Sunday, October 26, 2014

No mandatory Ebola quarantine for health workers coming to Washington area

OCT. 24, 2014

A New York doctor is the latest person in the U.S. with a confirmed case of Ebola, while a nurse is declared free of the virus.

Oct. 25, 2014From left, Daniel Holzman, co-owner of the Meatball Shop; New York City Mayor Bill de Blasio; his wife, Chirlane McCray; and New York City Health Commissioner Mary Bassett talk at the restaurant where Craig Spencer, an Ebola patient, ate before he became ill with the virus. Craig Ruttle/AP
By Spencer S. Hsu and Nia-Malika Henderson October 25

One day after governors in New York, New Jersey and Illinois imposed a mandatory 21-day quarantine on medical workers returning from Ebola-stricken countries in West Africa, public health officials in the District, Maryland and Virginia did not follow suit Saturday, intensifying a national debate over how to prevent the spread of the disease.

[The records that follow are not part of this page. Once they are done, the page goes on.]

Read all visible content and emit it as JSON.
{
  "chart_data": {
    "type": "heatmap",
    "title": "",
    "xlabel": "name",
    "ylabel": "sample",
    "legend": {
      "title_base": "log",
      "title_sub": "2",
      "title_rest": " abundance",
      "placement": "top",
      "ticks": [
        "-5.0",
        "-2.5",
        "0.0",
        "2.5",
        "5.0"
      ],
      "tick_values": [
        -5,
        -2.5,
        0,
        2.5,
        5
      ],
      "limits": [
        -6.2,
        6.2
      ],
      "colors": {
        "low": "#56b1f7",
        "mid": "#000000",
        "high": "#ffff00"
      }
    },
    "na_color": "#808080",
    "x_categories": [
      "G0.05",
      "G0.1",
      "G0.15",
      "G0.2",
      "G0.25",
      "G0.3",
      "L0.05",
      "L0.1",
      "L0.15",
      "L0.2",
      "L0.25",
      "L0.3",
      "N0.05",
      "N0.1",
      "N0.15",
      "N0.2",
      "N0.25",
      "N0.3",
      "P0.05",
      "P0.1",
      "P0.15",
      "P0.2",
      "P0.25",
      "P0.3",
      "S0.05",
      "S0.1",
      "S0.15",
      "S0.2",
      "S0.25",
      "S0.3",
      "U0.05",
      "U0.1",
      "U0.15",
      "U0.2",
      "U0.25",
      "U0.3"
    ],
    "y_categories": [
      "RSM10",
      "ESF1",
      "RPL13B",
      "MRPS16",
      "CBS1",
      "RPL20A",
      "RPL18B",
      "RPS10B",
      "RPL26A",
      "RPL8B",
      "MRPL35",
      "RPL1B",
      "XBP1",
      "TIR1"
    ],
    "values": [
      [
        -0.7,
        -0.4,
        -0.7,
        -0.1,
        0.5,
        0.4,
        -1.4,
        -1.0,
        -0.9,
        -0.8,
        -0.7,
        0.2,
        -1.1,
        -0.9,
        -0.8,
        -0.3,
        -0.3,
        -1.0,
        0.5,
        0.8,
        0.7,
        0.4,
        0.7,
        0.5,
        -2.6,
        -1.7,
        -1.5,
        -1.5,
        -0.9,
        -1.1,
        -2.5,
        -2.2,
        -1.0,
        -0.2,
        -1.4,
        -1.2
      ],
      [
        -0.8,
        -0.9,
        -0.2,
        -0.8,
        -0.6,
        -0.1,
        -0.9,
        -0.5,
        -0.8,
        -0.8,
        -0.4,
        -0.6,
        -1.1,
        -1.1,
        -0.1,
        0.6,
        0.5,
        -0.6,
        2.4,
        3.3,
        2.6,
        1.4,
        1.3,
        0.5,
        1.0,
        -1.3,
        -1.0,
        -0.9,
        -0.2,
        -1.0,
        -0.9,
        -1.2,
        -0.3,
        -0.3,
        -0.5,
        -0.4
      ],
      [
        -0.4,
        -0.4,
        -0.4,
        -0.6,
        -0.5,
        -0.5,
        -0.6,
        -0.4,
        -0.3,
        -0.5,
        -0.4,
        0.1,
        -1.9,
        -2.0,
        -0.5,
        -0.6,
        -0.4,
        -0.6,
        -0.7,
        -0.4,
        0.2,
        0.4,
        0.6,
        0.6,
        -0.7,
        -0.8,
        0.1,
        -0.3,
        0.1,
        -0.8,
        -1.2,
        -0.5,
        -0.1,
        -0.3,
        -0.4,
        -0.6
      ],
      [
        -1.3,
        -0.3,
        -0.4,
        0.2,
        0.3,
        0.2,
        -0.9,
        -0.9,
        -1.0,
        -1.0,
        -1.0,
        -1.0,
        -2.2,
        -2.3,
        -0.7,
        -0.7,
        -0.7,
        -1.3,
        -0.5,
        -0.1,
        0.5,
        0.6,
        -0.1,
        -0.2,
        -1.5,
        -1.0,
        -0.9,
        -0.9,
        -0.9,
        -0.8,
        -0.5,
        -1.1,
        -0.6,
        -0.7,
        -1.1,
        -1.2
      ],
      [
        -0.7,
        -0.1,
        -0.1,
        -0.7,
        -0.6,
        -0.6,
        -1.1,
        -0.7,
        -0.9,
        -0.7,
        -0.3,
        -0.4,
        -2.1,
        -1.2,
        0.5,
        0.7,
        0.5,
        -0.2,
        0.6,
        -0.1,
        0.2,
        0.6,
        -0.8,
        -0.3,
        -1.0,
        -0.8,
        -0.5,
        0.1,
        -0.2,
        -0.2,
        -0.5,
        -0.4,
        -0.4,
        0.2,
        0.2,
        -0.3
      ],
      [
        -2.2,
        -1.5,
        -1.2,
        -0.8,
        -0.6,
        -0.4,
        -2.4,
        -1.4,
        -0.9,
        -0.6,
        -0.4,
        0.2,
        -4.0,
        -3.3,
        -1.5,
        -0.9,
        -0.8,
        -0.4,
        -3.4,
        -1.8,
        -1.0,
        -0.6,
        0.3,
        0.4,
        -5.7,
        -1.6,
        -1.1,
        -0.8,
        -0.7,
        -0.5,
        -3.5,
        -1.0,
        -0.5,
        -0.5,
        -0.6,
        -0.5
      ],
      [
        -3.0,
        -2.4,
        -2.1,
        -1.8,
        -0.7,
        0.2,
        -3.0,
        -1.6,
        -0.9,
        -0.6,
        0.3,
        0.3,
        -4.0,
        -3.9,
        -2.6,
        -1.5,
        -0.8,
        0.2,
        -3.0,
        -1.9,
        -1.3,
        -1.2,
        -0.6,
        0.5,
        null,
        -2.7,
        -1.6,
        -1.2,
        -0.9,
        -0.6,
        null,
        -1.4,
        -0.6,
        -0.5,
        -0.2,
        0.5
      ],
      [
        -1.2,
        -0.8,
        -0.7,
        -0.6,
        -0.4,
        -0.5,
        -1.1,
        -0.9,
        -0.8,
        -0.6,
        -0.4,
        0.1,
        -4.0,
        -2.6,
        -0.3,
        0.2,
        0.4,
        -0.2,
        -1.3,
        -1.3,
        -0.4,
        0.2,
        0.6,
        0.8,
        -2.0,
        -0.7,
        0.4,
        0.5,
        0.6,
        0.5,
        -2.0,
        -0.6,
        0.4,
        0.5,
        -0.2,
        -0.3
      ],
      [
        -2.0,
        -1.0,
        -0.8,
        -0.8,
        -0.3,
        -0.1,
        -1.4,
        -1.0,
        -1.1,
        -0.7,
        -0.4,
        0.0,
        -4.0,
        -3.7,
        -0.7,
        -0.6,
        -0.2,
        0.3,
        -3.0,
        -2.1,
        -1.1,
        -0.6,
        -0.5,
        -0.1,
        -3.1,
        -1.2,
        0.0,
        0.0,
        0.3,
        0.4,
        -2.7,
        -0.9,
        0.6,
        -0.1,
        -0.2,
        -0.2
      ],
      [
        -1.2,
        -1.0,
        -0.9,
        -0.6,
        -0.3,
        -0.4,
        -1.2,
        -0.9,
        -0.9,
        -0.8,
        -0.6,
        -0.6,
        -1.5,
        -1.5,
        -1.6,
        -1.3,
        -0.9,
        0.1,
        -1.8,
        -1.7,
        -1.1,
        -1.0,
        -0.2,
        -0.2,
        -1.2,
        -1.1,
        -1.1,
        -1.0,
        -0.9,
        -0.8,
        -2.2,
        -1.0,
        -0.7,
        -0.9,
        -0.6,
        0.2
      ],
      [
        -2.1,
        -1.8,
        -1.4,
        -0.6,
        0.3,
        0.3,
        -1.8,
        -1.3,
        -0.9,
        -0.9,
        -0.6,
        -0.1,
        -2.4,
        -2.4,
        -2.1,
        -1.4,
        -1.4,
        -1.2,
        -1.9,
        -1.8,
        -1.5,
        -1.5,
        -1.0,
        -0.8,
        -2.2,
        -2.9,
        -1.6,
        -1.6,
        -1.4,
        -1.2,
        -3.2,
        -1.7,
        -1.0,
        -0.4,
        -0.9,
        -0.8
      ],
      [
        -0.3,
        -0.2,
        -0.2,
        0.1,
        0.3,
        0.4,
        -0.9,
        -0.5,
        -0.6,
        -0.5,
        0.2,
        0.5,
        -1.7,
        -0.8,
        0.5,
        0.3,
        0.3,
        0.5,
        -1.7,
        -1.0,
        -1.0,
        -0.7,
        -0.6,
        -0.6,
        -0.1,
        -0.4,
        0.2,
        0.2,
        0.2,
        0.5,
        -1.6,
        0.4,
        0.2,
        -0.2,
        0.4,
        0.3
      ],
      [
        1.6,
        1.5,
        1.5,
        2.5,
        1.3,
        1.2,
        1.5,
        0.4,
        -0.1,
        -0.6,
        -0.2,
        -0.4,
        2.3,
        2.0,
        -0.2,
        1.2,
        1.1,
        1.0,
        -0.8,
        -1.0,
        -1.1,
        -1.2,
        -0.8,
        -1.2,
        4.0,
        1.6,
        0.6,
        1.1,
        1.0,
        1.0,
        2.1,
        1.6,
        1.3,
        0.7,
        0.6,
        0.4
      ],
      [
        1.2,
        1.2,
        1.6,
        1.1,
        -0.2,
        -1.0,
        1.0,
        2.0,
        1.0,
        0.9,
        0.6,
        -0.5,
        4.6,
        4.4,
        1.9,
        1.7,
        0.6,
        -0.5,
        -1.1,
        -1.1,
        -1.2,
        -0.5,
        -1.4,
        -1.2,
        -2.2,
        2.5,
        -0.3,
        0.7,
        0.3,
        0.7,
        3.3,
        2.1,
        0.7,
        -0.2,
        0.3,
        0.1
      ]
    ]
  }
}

Health officials are working to develop a consistent approach for the area around the nation’s capital. Joxel Garcia, director of the D.C. Department of Health, said that a mandatory quarantine was not scientifically justified and could have a chilling effect on the medical personnel, many of them volunteers, needed to treat Ebola patients at home and overseas.

The differing views highlight challenges confronting federal and state politicians as well as health officials as they race to keep up with fast-changing circumstances and competing political, scientific and legal demands, experts said.

That debate sharpened Saturday as the first person affected by the quarantine requirement in New York and New Jersey — a nurse who tested negative for the Ebola virus but remained under quarantine after landing Friday at Newark Liberty International Airport — authored an angry first-person account in the Dallas Morning News about how she was forcibly transported by an eight-police car caravan to the hospital.

“I am scared about how health-care workers will be treated at airports when they declare that they have been fighting Ebola in West Africa,” wrote the nurse, Kaci Hickox, who volunteered with Doctors Without Borders. “I wondered what I had done wrong. . . . I had tried to help when much of the world has looked on and done nothing.”